The MBA’s refinance index increased by 6% week over week, and the percentage of all new applications that were seeking refinancing rose from 49% to 53.1%, its highest level since September.
Adjustable rate mortgage loans accounted for 6.4% of all applications, down 0.2 percentage points from the prior week.
Mortgage loan rates have spent the past week moving mostly sideways. Wednesday’s report on the consumer price index is expected to show core inflation at 1.7%, a level it’s maintained for six months. Unless it comes in above that, rates likely will continue to feel upward pressure.

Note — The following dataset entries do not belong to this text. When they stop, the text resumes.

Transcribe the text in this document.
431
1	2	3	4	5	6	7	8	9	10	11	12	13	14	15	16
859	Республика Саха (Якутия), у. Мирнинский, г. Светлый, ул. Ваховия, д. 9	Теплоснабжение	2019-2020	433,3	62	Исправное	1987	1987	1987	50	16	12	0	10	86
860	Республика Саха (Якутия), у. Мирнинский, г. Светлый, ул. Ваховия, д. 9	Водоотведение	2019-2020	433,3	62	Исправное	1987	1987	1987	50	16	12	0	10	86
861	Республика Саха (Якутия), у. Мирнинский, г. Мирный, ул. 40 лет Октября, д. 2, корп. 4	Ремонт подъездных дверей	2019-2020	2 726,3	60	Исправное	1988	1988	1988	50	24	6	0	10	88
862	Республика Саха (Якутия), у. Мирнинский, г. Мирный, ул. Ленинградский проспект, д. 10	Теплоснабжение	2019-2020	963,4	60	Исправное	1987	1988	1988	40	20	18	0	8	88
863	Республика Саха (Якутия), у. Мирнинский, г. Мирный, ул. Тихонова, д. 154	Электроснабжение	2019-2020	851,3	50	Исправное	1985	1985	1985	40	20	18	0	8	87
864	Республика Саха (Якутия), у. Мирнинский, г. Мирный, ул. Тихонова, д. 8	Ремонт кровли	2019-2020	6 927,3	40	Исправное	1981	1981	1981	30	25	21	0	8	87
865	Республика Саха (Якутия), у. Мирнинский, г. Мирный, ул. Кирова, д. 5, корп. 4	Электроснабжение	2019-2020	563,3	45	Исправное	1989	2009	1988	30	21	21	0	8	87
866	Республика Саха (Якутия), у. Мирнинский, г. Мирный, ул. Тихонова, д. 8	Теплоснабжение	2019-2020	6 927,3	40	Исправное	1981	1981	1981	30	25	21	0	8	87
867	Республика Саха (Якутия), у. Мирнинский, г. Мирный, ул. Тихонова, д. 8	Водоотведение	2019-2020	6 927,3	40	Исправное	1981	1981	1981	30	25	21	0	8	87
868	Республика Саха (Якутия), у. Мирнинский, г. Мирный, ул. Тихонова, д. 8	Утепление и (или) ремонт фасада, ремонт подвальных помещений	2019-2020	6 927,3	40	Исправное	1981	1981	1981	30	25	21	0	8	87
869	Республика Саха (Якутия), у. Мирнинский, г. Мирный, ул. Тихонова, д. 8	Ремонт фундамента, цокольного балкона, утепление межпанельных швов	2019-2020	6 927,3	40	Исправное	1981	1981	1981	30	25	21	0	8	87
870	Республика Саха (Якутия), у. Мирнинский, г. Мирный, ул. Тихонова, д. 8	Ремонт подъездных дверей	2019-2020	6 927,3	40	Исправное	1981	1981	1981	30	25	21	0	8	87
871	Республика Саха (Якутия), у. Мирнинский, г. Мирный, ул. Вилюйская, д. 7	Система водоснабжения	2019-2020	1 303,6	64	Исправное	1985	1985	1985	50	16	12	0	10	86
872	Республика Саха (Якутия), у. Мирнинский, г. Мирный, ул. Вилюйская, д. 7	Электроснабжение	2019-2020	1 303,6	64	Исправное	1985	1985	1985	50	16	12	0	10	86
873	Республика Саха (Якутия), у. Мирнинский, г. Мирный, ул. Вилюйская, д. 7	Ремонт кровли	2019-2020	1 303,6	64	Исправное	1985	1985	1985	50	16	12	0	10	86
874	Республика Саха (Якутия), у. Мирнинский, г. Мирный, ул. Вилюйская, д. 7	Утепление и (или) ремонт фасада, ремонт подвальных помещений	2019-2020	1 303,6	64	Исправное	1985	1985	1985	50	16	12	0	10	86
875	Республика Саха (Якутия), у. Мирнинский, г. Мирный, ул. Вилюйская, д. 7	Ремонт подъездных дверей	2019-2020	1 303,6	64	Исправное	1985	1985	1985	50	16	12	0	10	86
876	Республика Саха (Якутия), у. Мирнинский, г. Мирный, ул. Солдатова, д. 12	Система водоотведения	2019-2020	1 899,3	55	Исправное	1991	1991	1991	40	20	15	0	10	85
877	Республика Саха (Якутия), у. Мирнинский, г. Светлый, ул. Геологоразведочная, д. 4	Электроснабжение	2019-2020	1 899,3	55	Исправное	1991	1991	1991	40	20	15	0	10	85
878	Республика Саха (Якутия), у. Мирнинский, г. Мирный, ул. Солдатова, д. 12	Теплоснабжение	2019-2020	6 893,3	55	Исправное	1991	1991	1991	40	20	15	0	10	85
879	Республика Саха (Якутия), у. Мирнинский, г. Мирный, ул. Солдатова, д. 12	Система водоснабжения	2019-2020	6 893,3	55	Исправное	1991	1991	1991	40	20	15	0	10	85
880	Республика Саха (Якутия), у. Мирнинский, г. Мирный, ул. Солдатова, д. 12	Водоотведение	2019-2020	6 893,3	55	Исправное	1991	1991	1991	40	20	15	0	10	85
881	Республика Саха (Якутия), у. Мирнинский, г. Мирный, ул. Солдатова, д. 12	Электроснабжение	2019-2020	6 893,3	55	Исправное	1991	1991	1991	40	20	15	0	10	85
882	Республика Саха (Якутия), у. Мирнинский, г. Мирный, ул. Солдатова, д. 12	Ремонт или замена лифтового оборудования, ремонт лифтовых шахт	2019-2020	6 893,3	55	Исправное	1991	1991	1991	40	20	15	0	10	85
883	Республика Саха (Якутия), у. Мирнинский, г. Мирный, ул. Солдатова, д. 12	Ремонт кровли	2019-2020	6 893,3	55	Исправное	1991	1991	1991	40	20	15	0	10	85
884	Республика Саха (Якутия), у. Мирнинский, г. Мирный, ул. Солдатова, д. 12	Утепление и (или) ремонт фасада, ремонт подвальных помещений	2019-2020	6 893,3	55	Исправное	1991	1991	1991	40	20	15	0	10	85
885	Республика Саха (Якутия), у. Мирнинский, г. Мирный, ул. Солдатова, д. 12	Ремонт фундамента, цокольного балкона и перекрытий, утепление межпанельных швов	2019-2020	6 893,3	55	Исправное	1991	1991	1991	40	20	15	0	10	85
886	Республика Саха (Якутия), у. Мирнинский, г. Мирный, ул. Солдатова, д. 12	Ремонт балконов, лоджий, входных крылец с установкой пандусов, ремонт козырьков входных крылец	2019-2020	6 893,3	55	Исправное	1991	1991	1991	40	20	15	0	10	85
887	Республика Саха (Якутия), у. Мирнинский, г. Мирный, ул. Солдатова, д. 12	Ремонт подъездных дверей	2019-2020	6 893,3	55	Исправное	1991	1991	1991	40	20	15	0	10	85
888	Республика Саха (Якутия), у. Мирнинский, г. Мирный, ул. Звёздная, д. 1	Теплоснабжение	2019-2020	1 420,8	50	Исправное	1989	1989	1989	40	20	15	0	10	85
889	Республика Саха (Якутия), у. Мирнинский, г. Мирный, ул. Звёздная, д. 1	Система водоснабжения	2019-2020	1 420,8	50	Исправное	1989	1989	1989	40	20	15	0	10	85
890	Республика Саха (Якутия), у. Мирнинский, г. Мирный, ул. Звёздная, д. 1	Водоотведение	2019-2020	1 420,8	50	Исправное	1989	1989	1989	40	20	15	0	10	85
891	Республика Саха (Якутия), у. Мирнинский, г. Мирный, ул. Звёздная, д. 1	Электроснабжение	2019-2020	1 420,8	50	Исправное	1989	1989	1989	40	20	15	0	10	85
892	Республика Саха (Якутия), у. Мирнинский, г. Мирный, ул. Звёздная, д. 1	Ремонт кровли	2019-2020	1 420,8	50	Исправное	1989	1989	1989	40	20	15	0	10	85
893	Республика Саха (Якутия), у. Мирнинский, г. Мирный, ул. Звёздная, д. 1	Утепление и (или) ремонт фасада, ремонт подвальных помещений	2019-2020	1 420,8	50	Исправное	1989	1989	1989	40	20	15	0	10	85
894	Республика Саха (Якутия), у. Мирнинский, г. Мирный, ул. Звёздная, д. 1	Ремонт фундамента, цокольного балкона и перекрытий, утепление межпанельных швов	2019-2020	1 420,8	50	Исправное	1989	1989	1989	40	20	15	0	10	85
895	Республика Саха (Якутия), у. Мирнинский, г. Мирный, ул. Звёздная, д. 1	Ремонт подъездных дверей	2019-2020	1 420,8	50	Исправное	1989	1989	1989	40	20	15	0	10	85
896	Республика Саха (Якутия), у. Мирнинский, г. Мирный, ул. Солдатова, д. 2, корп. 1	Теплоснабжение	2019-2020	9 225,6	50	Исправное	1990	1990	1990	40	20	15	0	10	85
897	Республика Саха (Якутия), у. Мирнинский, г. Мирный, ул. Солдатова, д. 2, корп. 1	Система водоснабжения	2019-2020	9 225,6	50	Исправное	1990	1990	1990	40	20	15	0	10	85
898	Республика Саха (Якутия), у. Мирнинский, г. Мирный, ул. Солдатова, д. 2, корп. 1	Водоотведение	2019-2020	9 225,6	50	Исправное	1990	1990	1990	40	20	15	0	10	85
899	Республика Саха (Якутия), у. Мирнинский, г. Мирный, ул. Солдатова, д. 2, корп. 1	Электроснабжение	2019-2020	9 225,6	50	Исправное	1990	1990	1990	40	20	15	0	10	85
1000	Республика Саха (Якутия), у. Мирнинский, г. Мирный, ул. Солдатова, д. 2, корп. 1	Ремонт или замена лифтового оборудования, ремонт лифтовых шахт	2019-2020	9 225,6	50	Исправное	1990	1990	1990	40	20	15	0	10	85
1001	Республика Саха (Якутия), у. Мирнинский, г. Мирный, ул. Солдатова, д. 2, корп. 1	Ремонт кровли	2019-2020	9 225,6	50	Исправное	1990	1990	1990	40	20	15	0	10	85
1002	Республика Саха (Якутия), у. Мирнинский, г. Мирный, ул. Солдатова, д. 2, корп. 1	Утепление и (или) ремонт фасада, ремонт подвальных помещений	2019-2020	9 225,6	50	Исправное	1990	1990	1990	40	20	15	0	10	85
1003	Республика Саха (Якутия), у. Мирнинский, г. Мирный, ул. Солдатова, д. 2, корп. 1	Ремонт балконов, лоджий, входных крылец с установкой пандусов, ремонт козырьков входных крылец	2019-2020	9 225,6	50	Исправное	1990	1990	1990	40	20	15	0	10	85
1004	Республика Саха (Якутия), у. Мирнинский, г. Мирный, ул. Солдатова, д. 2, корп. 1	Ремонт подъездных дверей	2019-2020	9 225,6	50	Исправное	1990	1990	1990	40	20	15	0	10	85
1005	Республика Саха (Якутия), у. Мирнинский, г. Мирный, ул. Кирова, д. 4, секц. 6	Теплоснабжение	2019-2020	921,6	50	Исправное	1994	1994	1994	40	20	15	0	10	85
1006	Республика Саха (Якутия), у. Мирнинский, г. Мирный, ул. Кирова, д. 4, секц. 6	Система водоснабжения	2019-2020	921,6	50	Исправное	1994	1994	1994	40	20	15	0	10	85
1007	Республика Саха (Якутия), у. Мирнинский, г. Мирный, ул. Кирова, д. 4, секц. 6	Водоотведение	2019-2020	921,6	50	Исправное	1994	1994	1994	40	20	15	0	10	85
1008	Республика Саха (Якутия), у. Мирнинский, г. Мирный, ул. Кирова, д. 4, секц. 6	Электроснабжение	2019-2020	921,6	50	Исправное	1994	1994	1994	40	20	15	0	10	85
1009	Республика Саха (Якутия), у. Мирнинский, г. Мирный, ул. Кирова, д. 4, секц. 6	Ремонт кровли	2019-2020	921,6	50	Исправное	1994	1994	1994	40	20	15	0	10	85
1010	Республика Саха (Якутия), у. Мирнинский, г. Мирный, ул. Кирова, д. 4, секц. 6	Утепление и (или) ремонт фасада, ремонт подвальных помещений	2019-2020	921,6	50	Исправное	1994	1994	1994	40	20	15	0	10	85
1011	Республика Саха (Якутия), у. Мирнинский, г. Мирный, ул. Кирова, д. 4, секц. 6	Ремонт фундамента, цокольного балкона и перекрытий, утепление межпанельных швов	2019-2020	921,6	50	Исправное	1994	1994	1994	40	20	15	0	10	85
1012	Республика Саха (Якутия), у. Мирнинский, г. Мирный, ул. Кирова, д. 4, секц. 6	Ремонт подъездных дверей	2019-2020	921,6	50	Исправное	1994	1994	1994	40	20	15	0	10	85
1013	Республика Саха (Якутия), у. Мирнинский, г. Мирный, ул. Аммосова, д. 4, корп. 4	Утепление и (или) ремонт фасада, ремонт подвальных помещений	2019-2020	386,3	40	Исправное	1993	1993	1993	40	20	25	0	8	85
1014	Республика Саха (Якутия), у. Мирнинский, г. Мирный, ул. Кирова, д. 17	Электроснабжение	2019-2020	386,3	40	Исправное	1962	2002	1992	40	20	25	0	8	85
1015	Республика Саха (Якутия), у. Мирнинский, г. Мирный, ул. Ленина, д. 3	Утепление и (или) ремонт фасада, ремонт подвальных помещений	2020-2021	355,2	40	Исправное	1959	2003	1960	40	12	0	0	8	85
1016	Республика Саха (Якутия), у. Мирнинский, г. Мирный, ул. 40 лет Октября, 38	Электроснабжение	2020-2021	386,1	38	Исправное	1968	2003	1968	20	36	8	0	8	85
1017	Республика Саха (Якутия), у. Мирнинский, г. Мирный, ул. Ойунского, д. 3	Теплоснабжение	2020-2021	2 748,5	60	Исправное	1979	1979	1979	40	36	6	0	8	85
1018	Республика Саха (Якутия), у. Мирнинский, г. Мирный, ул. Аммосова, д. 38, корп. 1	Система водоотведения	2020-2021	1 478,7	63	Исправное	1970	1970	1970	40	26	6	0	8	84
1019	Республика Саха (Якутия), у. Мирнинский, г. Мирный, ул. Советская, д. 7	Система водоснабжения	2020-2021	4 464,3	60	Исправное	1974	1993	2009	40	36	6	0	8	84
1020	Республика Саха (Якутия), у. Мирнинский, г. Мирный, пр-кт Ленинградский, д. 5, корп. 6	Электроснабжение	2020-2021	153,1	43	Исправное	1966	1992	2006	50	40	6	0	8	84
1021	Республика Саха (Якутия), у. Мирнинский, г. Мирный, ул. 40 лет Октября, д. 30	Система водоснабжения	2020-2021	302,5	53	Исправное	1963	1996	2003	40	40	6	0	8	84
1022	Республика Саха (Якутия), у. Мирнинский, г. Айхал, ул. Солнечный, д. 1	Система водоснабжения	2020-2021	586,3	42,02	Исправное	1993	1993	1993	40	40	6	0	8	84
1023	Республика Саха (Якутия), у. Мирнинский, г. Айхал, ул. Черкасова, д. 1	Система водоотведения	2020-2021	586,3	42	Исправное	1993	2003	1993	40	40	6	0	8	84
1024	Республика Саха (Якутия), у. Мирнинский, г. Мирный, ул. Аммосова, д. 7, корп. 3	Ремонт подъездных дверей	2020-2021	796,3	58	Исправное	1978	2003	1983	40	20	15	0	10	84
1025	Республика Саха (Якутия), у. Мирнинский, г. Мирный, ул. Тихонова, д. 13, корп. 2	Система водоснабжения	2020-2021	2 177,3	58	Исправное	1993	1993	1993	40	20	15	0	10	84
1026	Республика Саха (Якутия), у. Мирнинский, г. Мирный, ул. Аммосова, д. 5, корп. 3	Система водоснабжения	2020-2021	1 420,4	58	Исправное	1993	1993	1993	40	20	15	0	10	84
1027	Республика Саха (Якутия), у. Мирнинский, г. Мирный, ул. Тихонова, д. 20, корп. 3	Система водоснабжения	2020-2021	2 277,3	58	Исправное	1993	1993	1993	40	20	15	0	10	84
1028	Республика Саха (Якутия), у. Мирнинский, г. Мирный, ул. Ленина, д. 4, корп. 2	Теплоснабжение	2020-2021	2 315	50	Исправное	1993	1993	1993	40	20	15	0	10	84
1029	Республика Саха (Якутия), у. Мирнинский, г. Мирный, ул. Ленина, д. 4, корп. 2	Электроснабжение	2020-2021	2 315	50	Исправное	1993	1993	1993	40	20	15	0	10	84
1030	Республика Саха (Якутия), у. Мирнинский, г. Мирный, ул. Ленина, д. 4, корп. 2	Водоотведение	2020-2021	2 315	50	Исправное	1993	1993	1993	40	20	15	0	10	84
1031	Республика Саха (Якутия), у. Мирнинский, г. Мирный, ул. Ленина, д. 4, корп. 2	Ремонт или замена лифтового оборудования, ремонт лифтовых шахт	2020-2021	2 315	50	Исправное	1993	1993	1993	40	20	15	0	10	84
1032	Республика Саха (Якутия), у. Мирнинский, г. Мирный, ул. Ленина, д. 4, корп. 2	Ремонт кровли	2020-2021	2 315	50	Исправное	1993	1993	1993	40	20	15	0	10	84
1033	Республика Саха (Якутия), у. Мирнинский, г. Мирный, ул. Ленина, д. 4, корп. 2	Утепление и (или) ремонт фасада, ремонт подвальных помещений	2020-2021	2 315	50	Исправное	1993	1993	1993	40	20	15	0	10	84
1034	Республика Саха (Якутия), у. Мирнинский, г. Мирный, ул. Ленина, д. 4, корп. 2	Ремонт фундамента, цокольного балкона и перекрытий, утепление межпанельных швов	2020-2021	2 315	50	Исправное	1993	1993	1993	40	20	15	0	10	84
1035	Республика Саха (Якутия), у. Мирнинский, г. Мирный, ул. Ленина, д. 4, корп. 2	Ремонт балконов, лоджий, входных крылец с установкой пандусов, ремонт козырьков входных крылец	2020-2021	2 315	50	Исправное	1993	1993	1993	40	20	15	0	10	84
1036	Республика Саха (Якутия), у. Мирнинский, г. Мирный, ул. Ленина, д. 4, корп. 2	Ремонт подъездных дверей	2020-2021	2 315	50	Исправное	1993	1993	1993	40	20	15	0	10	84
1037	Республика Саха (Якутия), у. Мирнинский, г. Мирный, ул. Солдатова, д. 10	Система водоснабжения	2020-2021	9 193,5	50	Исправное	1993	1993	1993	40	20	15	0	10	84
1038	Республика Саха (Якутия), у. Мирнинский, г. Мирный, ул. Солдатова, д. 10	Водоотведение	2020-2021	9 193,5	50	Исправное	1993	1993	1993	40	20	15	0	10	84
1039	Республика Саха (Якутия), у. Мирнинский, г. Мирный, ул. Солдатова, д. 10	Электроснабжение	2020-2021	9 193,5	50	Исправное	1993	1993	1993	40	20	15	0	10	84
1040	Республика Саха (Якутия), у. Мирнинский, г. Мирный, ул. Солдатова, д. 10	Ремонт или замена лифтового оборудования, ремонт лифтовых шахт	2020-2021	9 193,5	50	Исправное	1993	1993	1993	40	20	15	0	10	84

According to the MBA, last week’s average mortgage loan rate for a conforming 30-year fixed-rate mortgage remained unchanged at 4.18%. The rate for a jumbo 30-year fixed-rate mortgage was also unchanged at 4.12%. The average interest rate for a 15-year fixed-rate mortgage increased from 3.51% to 3.54%, its highest level since March.
The contract interest rate for a 5/1 adjustable rate mortgage loan rose from 3.33% to 3.41, also a high since March. Rates on a 30-year FHA-backed fixed-rate loan remained unchanged at 4.05%.